Sleuth and Manchester’s closed assets
Heaton Hall, largely closed. Wythenshawe Hall, closed. So that leaves Platt Hall, the Gallery of Costume, as Manchester City Council’s last remaining largish tourist attraction outside the city centre open to the public. Actually it doesn't. The Gallery of Costume in Platt Fields Park is going to be closed for the whole of 2018. It's a load of balls. Mothballs. Oh the splendid irony given this is a Gallery of Costume. The official statement reads:
‘We are currently working intensively on eradicating an influx of moth.

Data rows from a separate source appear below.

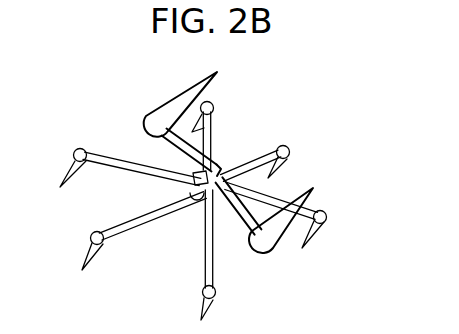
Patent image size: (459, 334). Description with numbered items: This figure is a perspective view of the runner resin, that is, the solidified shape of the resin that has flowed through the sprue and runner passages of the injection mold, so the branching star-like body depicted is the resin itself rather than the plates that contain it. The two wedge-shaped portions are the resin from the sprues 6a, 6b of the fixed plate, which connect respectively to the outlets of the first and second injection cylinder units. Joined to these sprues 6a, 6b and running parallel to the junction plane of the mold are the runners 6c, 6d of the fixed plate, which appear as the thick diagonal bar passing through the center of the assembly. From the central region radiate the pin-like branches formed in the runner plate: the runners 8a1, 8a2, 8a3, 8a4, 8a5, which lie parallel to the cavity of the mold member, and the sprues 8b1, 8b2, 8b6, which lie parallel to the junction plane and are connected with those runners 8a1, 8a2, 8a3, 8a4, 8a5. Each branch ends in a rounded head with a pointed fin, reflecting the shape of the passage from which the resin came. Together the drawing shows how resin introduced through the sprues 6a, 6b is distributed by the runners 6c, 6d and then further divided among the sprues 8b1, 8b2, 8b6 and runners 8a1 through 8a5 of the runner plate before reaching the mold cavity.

The sprue 6a is at (188, 98).
The sprue 6b is at (287, 226).
The runner 6c is at (172, 152).
The runner 6d is at (240, 233).
The runner 8a1 is at (67, 185).
The runner 8a2 is at (91, 258).
The runner 8a3 is at (212, 307).
The runner 8a4 is at (277, 199).
The runner 8a5 is at (288, 166).
The sprue 8b1 is at (113, 170).
The sprue 8b2 is at (160, 223).
The sprue 8b6 is at (212, 125).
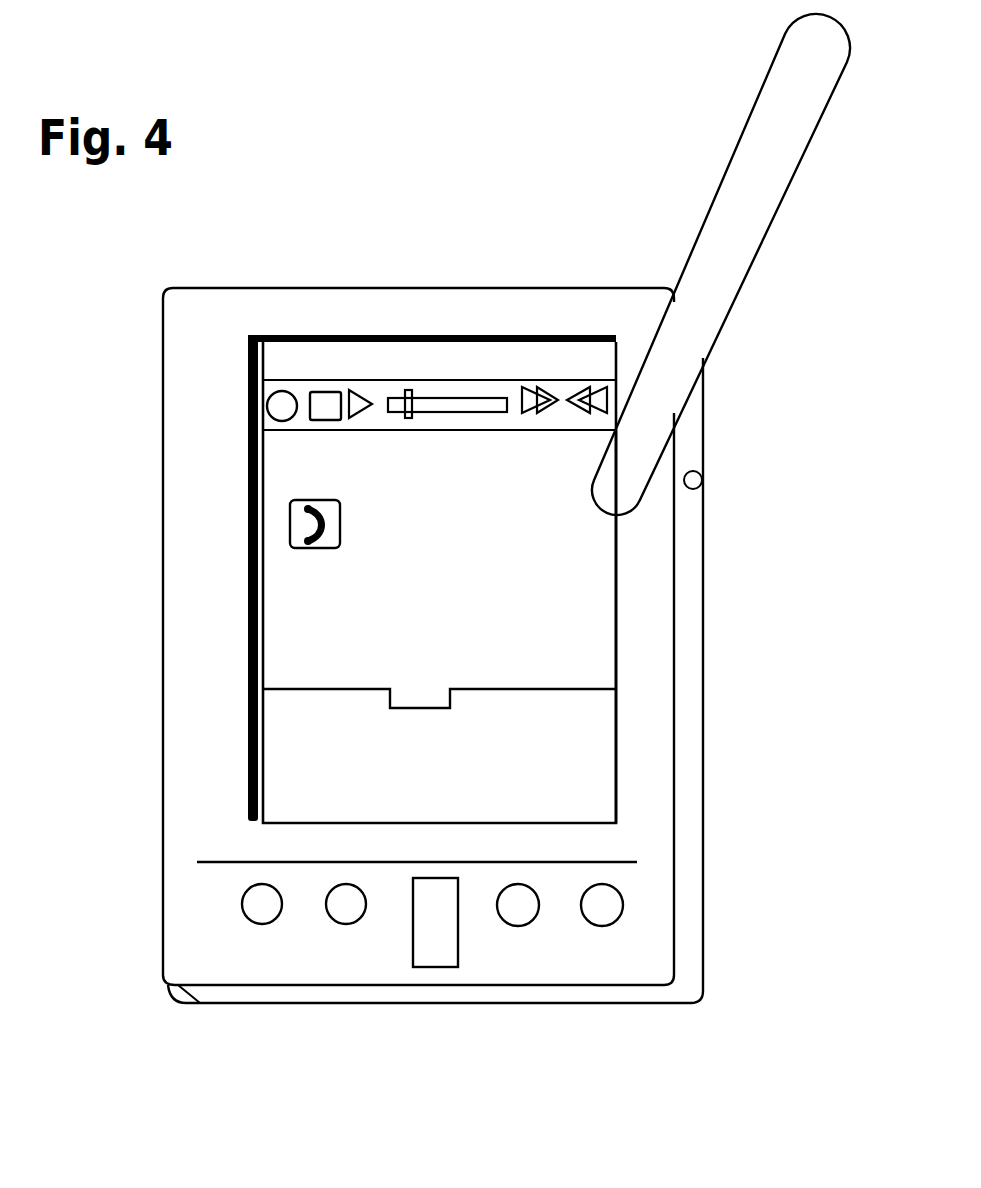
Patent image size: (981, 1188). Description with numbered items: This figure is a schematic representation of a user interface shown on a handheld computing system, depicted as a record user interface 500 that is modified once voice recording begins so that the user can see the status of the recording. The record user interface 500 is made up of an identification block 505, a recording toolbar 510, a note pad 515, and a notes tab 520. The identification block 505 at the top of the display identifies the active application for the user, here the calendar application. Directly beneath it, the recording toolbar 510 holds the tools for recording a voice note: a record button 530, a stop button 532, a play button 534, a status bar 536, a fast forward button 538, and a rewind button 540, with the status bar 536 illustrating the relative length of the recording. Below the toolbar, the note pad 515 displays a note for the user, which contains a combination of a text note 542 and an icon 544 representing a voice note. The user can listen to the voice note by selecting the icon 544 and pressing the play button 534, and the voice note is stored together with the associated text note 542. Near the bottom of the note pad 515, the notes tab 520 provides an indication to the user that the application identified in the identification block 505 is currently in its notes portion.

The record user interface 500 is at (627, 737).
The identification block 505 is at (585, 358).
The recording toolbar 510 is at (268, 432).
The note pad 515 is at (617, 583).
The notes tab 520 is at (450, 698).
The record button 530 is at (278, 389).
The stop button 532 is at (330, 408).
The play button 534 is at (350, 388).
The status bar 536 is at (427, 412).
The fast forward button 538 is at (532, 396).
The rewind button 540 is at (593, 413).
The text note 542 is at (407, 488).
The icon 544 is at (330, 543).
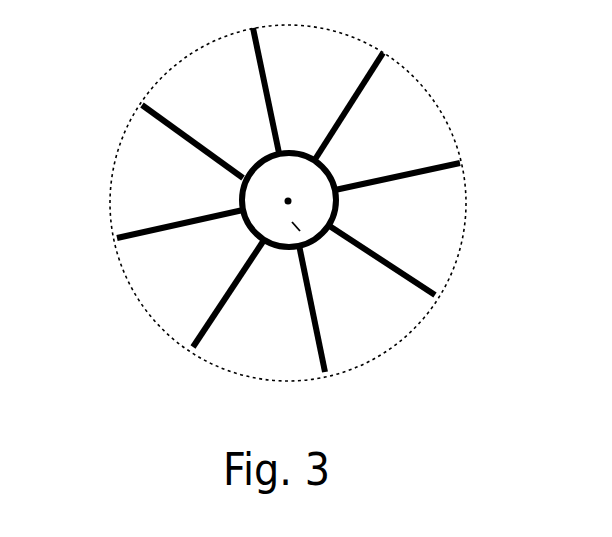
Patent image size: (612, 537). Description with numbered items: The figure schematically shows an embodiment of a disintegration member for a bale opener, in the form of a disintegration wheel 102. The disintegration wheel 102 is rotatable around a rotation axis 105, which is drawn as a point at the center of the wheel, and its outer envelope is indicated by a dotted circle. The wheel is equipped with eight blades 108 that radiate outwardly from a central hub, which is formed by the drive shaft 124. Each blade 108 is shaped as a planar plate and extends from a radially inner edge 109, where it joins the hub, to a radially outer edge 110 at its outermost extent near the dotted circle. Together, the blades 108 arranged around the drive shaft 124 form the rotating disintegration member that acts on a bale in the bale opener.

The disintegration wheel 102 is at (370, 132).
The rotation axis 105 is at (288, 201).
The blade 108 is at (390, 263).
The radially inner edge 109 is at (242, 225).
The radially outer edge 110 is at (117, 238).
The drive shaft 124 is at (292, 222).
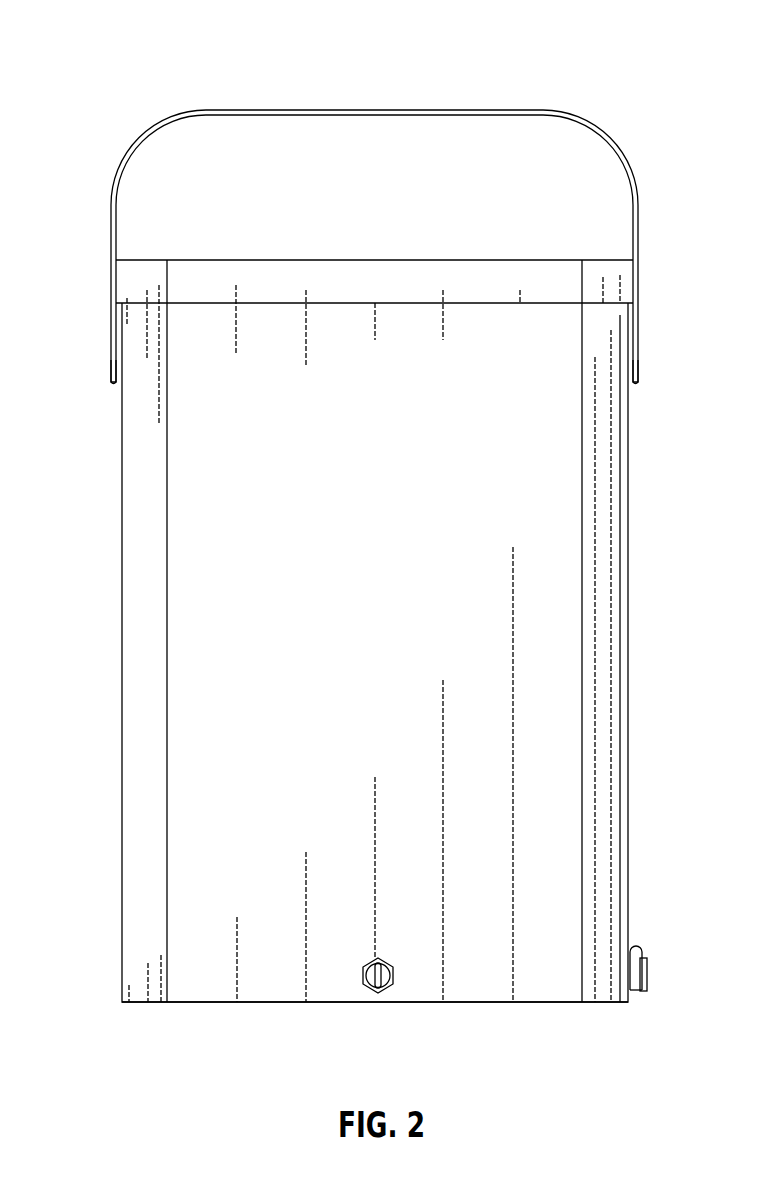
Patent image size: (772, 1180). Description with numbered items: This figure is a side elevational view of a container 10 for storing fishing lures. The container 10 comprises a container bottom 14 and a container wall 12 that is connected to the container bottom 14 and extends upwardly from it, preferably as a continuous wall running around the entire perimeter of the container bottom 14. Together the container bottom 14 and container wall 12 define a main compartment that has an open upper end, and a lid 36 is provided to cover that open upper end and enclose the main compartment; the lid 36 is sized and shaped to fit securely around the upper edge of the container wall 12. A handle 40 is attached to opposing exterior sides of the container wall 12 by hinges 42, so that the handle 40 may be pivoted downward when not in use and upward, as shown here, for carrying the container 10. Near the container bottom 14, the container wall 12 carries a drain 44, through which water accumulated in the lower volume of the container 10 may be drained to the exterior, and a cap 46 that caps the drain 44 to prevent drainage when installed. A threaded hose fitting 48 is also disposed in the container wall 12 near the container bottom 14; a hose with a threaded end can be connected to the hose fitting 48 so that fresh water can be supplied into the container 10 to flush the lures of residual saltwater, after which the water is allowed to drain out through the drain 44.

The container 10 is at (132, 54).
The container wall 12 is at (201, 676).
The container bottom 14 is at (215, 1002).
The lid 36 is at (225, 258).
The handle 40 is at (585, 122).
The hinges 42 is at (116, 377).
The drain 44 is at (635, 985).
The cap 46 is at (647, 975).
The threaded hose fitting 48 is at (368, 992).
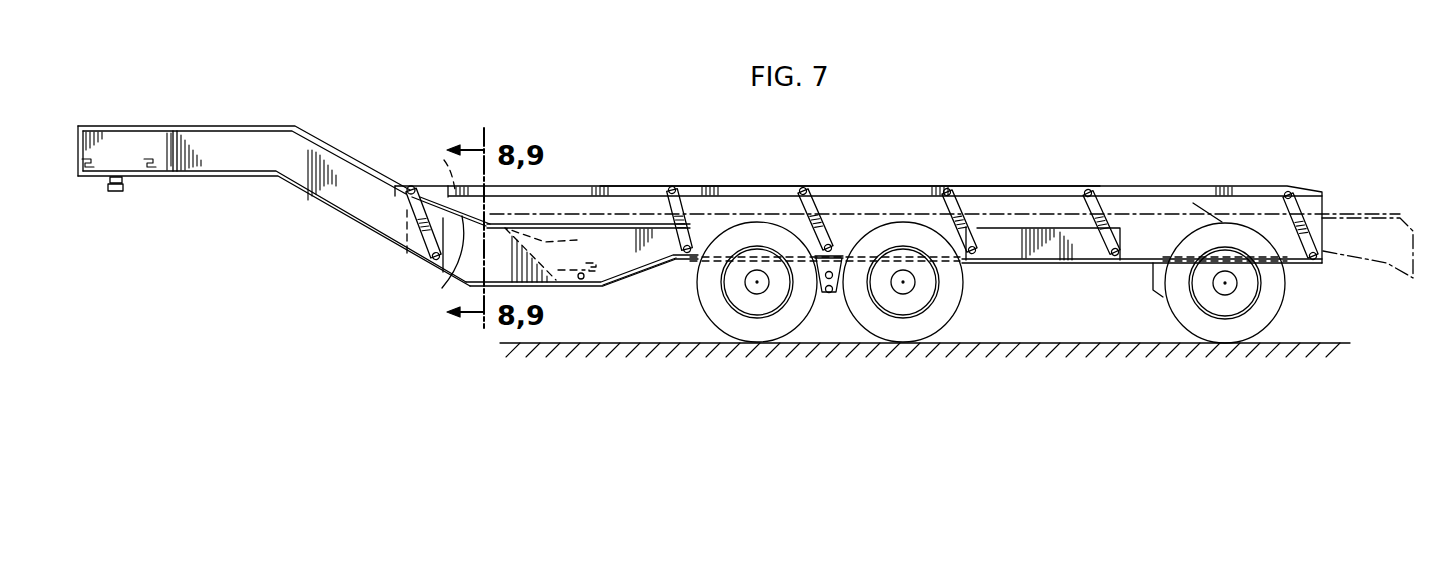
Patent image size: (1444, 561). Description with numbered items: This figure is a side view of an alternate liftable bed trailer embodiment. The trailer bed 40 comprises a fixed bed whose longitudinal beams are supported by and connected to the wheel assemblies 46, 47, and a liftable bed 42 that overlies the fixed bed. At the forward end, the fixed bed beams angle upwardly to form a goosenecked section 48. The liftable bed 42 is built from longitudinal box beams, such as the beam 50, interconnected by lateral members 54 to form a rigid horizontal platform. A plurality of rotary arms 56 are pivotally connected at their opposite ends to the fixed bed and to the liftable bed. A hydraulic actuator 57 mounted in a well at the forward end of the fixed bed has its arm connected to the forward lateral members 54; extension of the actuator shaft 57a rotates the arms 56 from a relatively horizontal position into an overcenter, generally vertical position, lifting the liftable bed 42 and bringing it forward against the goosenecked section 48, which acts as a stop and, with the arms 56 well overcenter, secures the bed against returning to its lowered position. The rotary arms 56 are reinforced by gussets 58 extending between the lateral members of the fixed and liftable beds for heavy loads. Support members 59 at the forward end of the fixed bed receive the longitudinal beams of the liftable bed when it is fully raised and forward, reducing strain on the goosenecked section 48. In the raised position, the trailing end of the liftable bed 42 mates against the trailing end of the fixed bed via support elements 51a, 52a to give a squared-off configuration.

Please bear with us as we carry out this essential work.’ Sleuth loves that phrase, ‘an influx of moth’. He’s going to use that as an excuse next time he can’t attend something. 'Sleuth apologises for not appearing today but he is suffering from an influx of moth.' He might use it as his out of office message.
Sleuth and a busy man
Sleuth was at a Manchester Confidential dinner with readers on Thursday. He’s proud to say he drank more than any of the readers, probably put together. On one occasion he was talking to a gentleman and mentioned that he was overstretched with work. “What do you do?” asked Sleuth. “I’m the head chef at Manchester United and every match day I have to feed 6,500 people,” said the man. “Yes,” said his wife, “I don’t see him for three days before a game.” Sleuth stopped complaining about being overworked.
Gooning for it
Sleuth was at New Smithfield Market in Openshaw in the early hours last week, meeting some of the traders and workers there for a film he is making. Sleuth met plenty of characters there, such as this one forklift driver, let's call him Bob, who recounted a story which went something like this:
"About twenty five years ago there were these two young lads who played for the market football team. Really talented young lads, unbelievably good. So good that Arsenal got wind of them and invited them down for a trial. These market lads didn't have the means to get down to London, so the club sent them up £25 each to get a train and a hotel when they arrived. These lads had never had that much money in their hands before, so needless to say, they got pissed as farts on the way down. When they got to London, they fell off the train, so the bloke from Arsenal put them on the first one back to Manchester. They still work here..."
Sleuth doesn't know if it's true. Sleuth doesn't even care if its true.
The death of hipsters
Sleuth respects this enterprising trader outside Victoria Station for tapping into the zeitgeist, but does it signal the end of hipsterdom as we know it? It reminds Sleuth of Danny the drug dealer in Withnail and I, lamenting the close of the Sixties: "They're selling hippie wigs in Woolworth's, man. The greatest decade in the history of mankind is over.”
Sleuth and his fair weather tourists
Sleuth was taking some lovely tourists around Chetham’s last Saturday. After the tour he said to them: “Sleuth always likes that last photograph of his groups. Eh? What do you mean you’re cold?”